Courageusement, sans chercher à se sauver, il les appela:
"Dahu, Erhu!"
Les deux tigres remuèrent la queue en signe d'amitié et le vieux bonze leur caressa doucement le dos.


Le vieux bonze dit alors aux deux tigres:
- Mes disciples, depuis notre séparation, je me suis morfondu en vous attendant; aujourd'hui, nous nous retrouvons, mais pourquoi êtes-vous devenus deux tigres ? Hélas, levez-vous, mes disciples ! A ces mots, les tigres se levèrent. A cette vue, les villageois qui s'étaient mis à l'abri en grimpant sur le toit du temple ou sur les arbres, s'armant de courage, descendirent les uns après les autres.

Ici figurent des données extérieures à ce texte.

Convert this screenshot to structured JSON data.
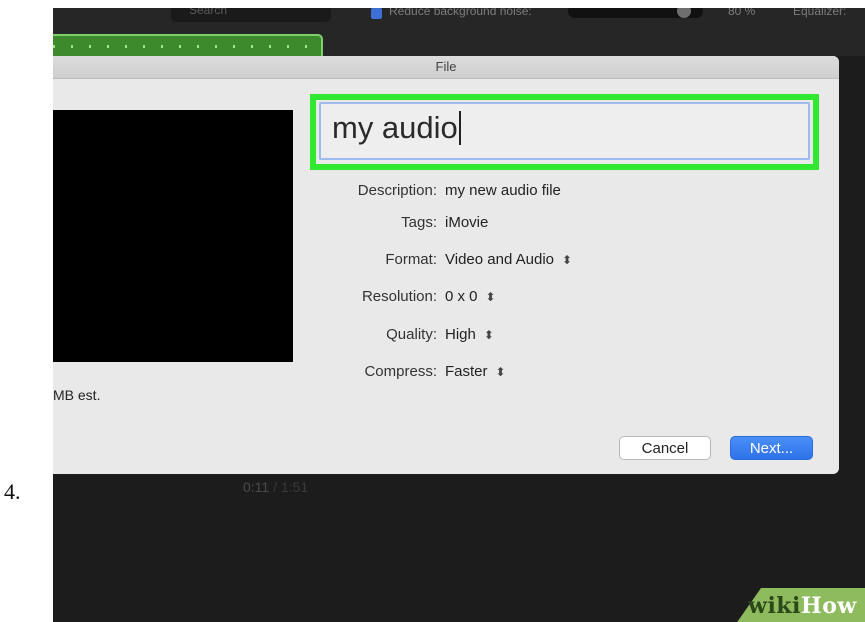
{
  "step_number": "4.",
  "background_app": {
    "search_placeholder": "Search",
    "reduce_noise_label": "Reduce background noise:",
    "noise_value": "80 %",
    "equalizer_label": "Equalizer:",
    "timecode_current": "0:11",
    "timecode_separator": "/",
    "timecode_total": "1:51"
  },
  "dialog": {
    "title": "File",
    "name_value": "my audio",
    "size_estimate": "MB est.",
    "fields": {
      "description": {
        "label": "Description:",
        "value": "my new audio file"
      },
      "tags": {
        "label": "Tags:",
        "value": "iMovie"
      },
      "format": {
        "label": "Format:",
        "value": "Video and Audio"
      },
      "resolution": {
        "label": "Resolution:",
        "value": "0 x 0"
      },
      "quality": {
        "label": "Quality:",
        "value": "High"
      },
      "compress": {
        "label": "Compress:",
        "value": "Faster"
      }
    },
    "cancel_label": "Cancel",
    "next_label": "Next..."
  },
  "watermark": {
    "part1": "wiki",
    "part2": "How"
  },
  "colors": {
    "highlight": "#2fe82f",
    "primary_button": "#2e72ea",
    "audio_track": "#3d8a2c"
  }
}
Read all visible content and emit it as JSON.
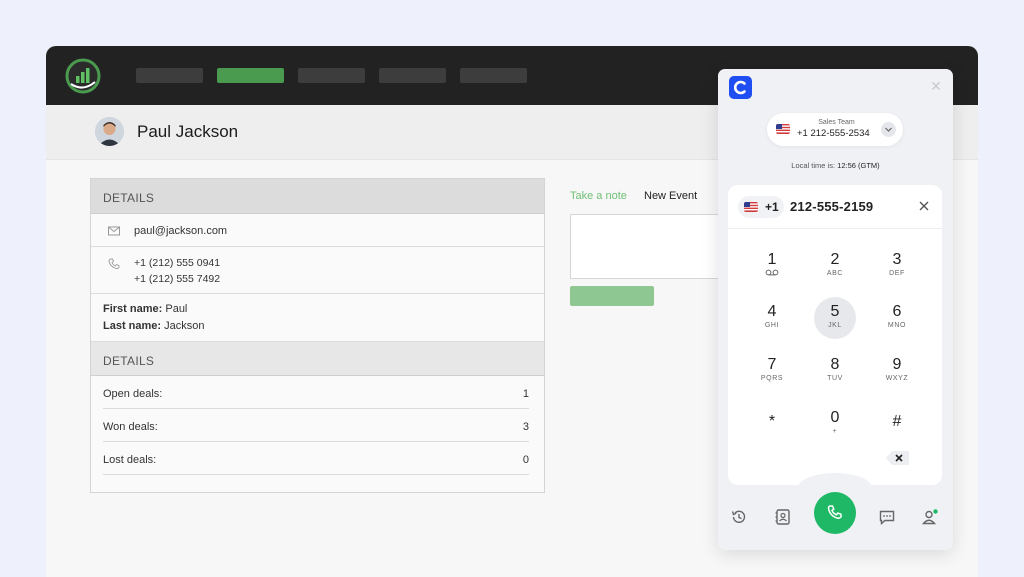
{
  "nav": {
    "items": [
      "",
      "",
      "",
      "",
      ""
    ],
    "active_index": 1
  },
  "contact": {
    "name": "Paul Jackson",
    "email": "paul@jackson.com",
    "phones": [
      "+1 (212) 555 0941",
      "+1 (212) 555 7492"
    ],
    "first_name_label": "First name:",
    "first_name": "Paul",
    "last_name_label": "Last name:",
    "last_name": "Jackson"
  },
  "details": {
    "heading": "DETAILS",
    "deals_heading": "DETAILS",
    "stats": [
      {
        "label": "Open deals:",
        "value": "1"
      },
      {
        "label": "Won deals:",
        "value": "3"
      },
      {
        "label": "Lost deals:",
        "value": "0"
      }
    ]
  },
  "notes": {
    "tab_note": "Take a note",
    "tab_event": "New Event"
  },
  "dialer": {
    "line_team": "Sales Team",
    "line_number": "+1 212-555-2534",
    "local_time_label": "Local time is:",
    "local_time_value": "12:56 (GTM)",
    "country_code": "+1",
    "dialed_number": "212-555-2159",
    "pressed_key": "5",
    "keys": [
      {
        "digit": "1",
        "letters": "voicemail-icon"
      },
      {
        "digit": "2",
        "letters": "ABC"
      },
      {
        "digit": "3",
        "letters": "DEF"
      },
      {
        "digit": "4",
        "letters": "GHI"
      },
      {
        "digit": "5",
        "letters": "JKL"
      },
      {
        "digit": "6",
        "letters": "MNO"
      },
      {
        "digit": "7",
        "letters": "PQRS"
      },
      {
        "digit": "8",
        "letters": "TUV"
      },
      {
        "digit": "9",
        "letters": "WXYZ"
      },
      {
        "digit": "*",
        "letters": ""
      },
      {
        "digit": "0",
        "letters": "+"
      },
      {
        "digit": "#",
        "letters": ""
      }
    ],
    "bottom_icons": [
      "history-icon",
      "contacts-icon",
      "call-icon",
      "chat-icon",
      "user-status-icon"
    ]
  },
  "colors": {
    "accent_green": "#4a9a4f",
    "call_green": "#1fb866",
    "brand_blue": "#1f4ff2",
    "topbar": "#222222"
  }
}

Juste à ce moment, après un doux feulement, les tigres sautèrent sur le terrain juste devant le monastère. Baissant la tête, ils se mirent à creuser la terre avec leurs pattes de devant; en moins de temps qu'il n'en faut pour fumer une pipe, une cavité fut creusée.

Après quoi, les tigres tournèrent autour du vieux bonze et promenèrent leurs regards sur les villageois...
Soudain un long rugissement se fait entendre: les tigres montent dans le ciel... en provoquant un vent violent qui fait balancer les arbres et siffler les bosquets de bambous dans le vallon.

Les villageois restaient frappés de stupeur. Quand le vent s'apaisa , les tigres avaient disparu. Lorsque les gens eurent retrouvé leur souffle, ils se tournèrent vers la cavité creusée par les tigres: Elle était à moitié remplie d'eau. Comme elle était plaisante à voir, cette source limpide et luisante!

Au fond, une gerbe d'eau continuait à jaillir et, en peu de temps, le creux fut entièrement rempli d'eau. On la regardait avec ravissement, on la buvait dans les paumes des deux mains. Ah, quelle bonne source dont la douceur réjouissait le coeur! Les villageois se mirent à puiser de l'eau, qui avec des cuvettes, qui avec des seaux; mais on avait beau puiser, le niveau ne baissait point.

Cependant, comme la source s'en trouvait troublée, quelques hommes apportèrent des dalles pour faire un bassin. Quelques années plus tard, un grand monastère fut construit tout près de là.